At the same time, Schneider is interested in affairs far beyond the North Olympic Peninsula.

In her room she has a collage of magazine clippings, including one showing a bottle of cloudy water and the question, “One in eight of the world’s people have to drink this. Would you?”

“That put in perspective for me how we take for granted just basic things,” Schneider said.

She’s stopped consuming a plastic bottle of water each day and now carries a reusable bottle.

And Schneider, a junior at Sequim High, dreams of majoring in international relations at an East Coast college, and going to work for an organization such as the United Nations.

Last Thanksgiving she visited a friend, Allison Tjemsland, who is a student at Yale University. It was an eye-opening trip, and now Schneider is thinking about schools like Trinity College in Connecticut.

She’s also in the middle of taking advanced-placement tests for college credit: a four-and-a-half-hour literature examination was Thursday morning, and today it’s the AP history test.

This morning, Schneider, Berkes, Fuentes and Shelden will step up onto the festival float, a creation featuring a model locomotive and a full repertoire of train-oriented songs.

Float, princesses

“Our float is amazing.
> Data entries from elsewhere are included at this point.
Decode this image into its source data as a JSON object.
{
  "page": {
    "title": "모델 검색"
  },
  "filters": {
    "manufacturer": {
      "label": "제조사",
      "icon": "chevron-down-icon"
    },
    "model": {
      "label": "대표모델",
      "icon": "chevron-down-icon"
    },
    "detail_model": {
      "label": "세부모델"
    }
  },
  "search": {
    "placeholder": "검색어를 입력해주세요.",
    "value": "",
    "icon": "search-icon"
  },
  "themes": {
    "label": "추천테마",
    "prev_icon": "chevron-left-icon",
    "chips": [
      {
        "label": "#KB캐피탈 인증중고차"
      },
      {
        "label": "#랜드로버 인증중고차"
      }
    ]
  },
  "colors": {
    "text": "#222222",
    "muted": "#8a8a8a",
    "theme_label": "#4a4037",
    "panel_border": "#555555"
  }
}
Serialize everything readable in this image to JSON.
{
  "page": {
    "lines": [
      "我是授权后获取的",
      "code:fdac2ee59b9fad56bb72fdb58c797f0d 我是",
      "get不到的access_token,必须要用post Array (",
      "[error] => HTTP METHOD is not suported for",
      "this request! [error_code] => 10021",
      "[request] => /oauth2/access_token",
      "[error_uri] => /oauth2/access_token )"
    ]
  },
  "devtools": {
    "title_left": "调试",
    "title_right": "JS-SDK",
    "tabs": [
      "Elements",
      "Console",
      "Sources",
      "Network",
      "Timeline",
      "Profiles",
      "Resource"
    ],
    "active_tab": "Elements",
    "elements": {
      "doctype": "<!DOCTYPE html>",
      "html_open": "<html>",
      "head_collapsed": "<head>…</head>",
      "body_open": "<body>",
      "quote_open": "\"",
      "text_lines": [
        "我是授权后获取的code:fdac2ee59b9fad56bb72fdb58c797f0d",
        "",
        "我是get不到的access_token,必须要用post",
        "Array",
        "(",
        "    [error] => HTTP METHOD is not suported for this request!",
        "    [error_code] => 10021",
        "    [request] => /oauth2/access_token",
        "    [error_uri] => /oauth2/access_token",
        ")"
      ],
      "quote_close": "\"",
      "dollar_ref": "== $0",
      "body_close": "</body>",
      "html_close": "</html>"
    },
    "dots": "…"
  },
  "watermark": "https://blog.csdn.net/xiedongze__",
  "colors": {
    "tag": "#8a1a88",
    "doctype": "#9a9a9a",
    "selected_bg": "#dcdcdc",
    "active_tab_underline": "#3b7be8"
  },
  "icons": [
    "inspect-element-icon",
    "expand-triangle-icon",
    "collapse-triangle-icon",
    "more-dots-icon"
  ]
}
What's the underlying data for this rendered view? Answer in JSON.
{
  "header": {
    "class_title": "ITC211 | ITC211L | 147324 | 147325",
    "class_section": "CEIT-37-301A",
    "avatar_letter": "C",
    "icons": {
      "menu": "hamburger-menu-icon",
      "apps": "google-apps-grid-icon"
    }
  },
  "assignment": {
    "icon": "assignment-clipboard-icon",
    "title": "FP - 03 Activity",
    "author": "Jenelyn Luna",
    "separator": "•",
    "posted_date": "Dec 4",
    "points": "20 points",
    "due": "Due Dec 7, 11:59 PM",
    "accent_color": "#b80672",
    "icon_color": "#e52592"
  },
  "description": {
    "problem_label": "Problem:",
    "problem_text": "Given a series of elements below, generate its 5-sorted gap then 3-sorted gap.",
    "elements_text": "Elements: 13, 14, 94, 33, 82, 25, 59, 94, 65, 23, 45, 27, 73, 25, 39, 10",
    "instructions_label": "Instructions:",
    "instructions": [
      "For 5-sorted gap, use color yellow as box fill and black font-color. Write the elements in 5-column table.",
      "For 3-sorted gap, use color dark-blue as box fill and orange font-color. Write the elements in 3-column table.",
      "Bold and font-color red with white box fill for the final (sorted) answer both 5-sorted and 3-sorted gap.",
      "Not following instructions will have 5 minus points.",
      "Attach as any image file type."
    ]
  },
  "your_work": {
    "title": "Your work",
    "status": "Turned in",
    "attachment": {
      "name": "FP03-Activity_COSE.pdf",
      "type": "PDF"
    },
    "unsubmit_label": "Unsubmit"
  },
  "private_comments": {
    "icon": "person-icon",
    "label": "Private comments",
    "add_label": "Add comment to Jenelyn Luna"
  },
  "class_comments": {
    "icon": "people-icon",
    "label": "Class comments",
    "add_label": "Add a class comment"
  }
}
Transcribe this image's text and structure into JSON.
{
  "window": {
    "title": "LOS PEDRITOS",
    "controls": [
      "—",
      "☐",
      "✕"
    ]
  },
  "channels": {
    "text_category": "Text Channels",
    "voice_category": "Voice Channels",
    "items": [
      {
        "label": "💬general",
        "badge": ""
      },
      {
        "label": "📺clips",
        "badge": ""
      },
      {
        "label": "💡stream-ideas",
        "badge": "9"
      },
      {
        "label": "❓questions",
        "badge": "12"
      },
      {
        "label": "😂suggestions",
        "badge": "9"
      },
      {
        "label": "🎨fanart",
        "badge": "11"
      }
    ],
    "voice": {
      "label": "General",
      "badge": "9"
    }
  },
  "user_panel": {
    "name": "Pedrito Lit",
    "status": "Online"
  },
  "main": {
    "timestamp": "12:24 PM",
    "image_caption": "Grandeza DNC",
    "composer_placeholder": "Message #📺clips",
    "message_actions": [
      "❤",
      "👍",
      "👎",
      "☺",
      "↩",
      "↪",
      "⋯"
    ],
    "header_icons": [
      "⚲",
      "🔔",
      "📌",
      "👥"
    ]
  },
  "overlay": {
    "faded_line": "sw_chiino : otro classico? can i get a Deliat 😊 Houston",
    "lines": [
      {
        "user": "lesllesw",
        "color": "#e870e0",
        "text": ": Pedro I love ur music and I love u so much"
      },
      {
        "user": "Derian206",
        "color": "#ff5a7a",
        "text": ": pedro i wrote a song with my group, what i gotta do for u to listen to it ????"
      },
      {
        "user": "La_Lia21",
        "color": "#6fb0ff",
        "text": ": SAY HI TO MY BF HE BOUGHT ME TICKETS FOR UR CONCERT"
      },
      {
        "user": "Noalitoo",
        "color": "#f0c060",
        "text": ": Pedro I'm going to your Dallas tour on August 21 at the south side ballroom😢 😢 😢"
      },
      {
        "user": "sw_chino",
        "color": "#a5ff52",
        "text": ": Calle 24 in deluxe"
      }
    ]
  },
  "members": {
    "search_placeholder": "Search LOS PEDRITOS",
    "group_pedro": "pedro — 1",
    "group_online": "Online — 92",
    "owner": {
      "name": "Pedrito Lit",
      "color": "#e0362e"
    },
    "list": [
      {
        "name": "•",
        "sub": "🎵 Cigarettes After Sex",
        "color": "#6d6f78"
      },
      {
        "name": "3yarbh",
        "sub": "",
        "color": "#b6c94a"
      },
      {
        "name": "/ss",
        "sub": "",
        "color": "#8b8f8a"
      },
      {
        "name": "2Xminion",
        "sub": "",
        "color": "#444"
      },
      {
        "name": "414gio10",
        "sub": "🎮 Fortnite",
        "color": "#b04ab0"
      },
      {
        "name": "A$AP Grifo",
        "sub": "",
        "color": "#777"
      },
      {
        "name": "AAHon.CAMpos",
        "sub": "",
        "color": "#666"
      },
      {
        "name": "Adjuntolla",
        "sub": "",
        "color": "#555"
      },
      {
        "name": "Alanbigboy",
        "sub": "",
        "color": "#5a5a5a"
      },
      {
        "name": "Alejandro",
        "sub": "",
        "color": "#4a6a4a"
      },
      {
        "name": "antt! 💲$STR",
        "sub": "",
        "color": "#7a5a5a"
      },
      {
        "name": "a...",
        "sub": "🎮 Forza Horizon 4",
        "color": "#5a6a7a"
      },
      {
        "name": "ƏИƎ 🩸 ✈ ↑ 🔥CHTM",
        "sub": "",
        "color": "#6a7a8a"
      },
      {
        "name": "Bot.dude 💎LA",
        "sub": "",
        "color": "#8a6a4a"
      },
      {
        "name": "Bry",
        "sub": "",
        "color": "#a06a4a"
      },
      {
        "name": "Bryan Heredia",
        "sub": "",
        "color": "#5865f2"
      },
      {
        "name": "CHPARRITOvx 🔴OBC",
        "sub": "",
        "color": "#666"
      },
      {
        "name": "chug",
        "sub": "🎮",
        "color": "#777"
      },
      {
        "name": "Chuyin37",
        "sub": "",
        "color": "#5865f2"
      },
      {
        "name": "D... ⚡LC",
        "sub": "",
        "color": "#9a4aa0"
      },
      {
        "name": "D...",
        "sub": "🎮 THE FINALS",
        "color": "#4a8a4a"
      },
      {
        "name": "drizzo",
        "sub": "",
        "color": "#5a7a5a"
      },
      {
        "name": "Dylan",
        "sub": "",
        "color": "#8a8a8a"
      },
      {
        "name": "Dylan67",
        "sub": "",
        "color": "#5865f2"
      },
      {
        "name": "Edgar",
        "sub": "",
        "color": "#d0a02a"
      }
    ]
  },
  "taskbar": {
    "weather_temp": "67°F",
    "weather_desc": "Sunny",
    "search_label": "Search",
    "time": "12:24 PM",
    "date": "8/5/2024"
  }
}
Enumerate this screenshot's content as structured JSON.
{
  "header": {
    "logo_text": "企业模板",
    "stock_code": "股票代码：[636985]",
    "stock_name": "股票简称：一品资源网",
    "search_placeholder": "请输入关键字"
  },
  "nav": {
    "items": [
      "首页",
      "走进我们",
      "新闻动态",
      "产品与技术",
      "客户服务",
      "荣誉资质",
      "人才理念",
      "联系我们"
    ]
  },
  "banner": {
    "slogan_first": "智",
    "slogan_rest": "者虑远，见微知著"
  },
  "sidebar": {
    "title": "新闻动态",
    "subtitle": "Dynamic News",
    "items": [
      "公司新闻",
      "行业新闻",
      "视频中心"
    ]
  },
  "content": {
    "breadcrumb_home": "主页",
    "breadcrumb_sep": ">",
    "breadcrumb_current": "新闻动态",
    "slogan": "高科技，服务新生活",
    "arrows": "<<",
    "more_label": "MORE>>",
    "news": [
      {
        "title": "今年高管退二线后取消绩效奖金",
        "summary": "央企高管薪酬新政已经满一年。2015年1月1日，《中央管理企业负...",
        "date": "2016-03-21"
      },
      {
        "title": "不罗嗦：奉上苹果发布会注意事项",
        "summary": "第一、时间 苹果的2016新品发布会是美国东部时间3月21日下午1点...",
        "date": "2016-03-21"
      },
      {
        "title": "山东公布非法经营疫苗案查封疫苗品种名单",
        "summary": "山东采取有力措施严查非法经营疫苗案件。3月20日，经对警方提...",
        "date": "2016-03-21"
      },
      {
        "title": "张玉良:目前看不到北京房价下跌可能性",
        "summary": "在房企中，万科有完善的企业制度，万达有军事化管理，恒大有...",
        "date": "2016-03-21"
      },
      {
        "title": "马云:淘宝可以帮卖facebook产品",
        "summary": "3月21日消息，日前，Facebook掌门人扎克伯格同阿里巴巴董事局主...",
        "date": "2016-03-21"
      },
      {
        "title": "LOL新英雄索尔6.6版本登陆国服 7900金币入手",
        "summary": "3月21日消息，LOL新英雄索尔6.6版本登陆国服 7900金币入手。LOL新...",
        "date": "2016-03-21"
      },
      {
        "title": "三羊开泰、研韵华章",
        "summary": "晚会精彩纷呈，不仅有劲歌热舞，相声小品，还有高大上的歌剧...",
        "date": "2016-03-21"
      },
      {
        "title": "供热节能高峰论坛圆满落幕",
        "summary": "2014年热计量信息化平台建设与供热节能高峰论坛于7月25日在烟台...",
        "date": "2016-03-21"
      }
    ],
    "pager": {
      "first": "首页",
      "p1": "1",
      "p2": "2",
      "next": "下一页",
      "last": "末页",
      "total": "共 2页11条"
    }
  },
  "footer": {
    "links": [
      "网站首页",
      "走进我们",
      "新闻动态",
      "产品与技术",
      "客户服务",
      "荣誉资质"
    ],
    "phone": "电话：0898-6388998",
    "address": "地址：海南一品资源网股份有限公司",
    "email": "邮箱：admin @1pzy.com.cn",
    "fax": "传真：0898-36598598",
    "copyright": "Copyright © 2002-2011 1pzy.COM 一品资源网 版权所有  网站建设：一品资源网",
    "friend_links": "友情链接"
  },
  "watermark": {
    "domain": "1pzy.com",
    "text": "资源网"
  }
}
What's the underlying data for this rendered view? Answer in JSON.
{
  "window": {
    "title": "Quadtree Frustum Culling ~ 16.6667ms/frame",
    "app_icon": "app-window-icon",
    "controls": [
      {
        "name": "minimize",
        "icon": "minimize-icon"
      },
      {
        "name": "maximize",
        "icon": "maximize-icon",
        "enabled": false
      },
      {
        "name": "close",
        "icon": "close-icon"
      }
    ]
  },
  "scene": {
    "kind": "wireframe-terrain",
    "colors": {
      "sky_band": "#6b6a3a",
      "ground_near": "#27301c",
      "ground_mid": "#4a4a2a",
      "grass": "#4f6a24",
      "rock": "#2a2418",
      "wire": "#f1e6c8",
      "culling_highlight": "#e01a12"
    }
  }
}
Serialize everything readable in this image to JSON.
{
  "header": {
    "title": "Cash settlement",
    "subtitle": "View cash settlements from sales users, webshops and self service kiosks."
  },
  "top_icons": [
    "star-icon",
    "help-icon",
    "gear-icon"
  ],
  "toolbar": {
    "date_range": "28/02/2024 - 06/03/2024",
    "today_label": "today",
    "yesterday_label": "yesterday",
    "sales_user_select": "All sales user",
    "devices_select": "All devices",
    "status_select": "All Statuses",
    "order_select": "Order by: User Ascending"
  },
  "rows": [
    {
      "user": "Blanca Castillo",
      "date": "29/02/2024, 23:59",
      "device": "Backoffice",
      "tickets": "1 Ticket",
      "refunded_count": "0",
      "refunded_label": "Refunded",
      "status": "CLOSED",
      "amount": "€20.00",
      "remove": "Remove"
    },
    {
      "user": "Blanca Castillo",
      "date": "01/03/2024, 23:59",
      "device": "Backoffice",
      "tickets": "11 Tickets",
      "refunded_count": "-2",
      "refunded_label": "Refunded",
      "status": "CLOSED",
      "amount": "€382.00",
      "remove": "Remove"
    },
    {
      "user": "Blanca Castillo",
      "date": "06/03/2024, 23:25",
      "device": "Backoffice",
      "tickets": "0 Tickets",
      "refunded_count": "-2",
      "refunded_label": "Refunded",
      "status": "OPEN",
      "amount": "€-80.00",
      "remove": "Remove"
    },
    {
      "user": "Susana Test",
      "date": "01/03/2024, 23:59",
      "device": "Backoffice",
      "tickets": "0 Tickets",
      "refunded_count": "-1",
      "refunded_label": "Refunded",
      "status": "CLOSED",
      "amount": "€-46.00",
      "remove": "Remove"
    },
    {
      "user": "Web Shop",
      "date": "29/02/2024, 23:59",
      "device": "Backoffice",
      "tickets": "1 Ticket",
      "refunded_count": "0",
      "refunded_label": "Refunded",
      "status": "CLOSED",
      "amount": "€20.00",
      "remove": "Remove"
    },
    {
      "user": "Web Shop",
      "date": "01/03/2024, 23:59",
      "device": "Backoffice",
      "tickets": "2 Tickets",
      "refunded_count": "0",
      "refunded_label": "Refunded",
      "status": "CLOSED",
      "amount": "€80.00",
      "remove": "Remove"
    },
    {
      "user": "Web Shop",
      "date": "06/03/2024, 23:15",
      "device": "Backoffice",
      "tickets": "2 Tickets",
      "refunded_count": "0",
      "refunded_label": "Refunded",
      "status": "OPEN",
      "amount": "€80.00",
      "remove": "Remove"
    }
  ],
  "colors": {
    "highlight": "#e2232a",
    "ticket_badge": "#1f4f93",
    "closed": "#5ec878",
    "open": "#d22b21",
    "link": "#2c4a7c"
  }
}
It doesn’t have all the cheesy, sparkly stuff,” Schneider said.

“It’s just simple,” and it gets across this year’s festival theme: 115 years of pioneers.

“Our dresses,” she added, “stop people in their tracks.”

Lots of festival princesses wear those slinky gowns, but Schneider and her court get to waft about in old-fashioned, ginormous hoop skirts.

“I am very proud,” the queen said, of “all of these people have worked so hard,” to put on the festival.

Schneider is also a fan of Fuentes, Berkes and Shelden.

Fuentes is the quick wit, she said.

Berkes is “the mom of the group,” who curls all four girls’ hair and drives them around, since she’s the only one with a car.

Shelden is the “firecracker,” also known as the extra-small one of the group.

The queen’s best friend, however, is her mother Kim Schneider.

“I really respect her. And we’re friends, but she’s not one of those moms who tries to be ‘cool’ . . . She has gone through more things than most people I know,” yet she is always optimistic, and her daughter has never heard her complain.

So far, Schneider has waved her way through just one big procession, the April 10 Daffodil Festival parade through Tacoma.

It’s an unalloyed thrill seeing all those faces — and her mother was among them.

Kim Schneider plans to watch the Sequim girls in each of the other parades, from Seattle to Hoquiam, between now and the last one of the season in October.

The peak, quite possibly, comes today, when Schneider and her court will float through their home town with her favorite song, Ozzy Osbourne’s “Crazy Train,” playing loud.

“I dance when I’m up there. I don’t know how you couldn’t.” she said. “When the crowd sees you, they just start laughing.”

And that, said the queen who doesn’t take herself too seriously, is what it’s all about.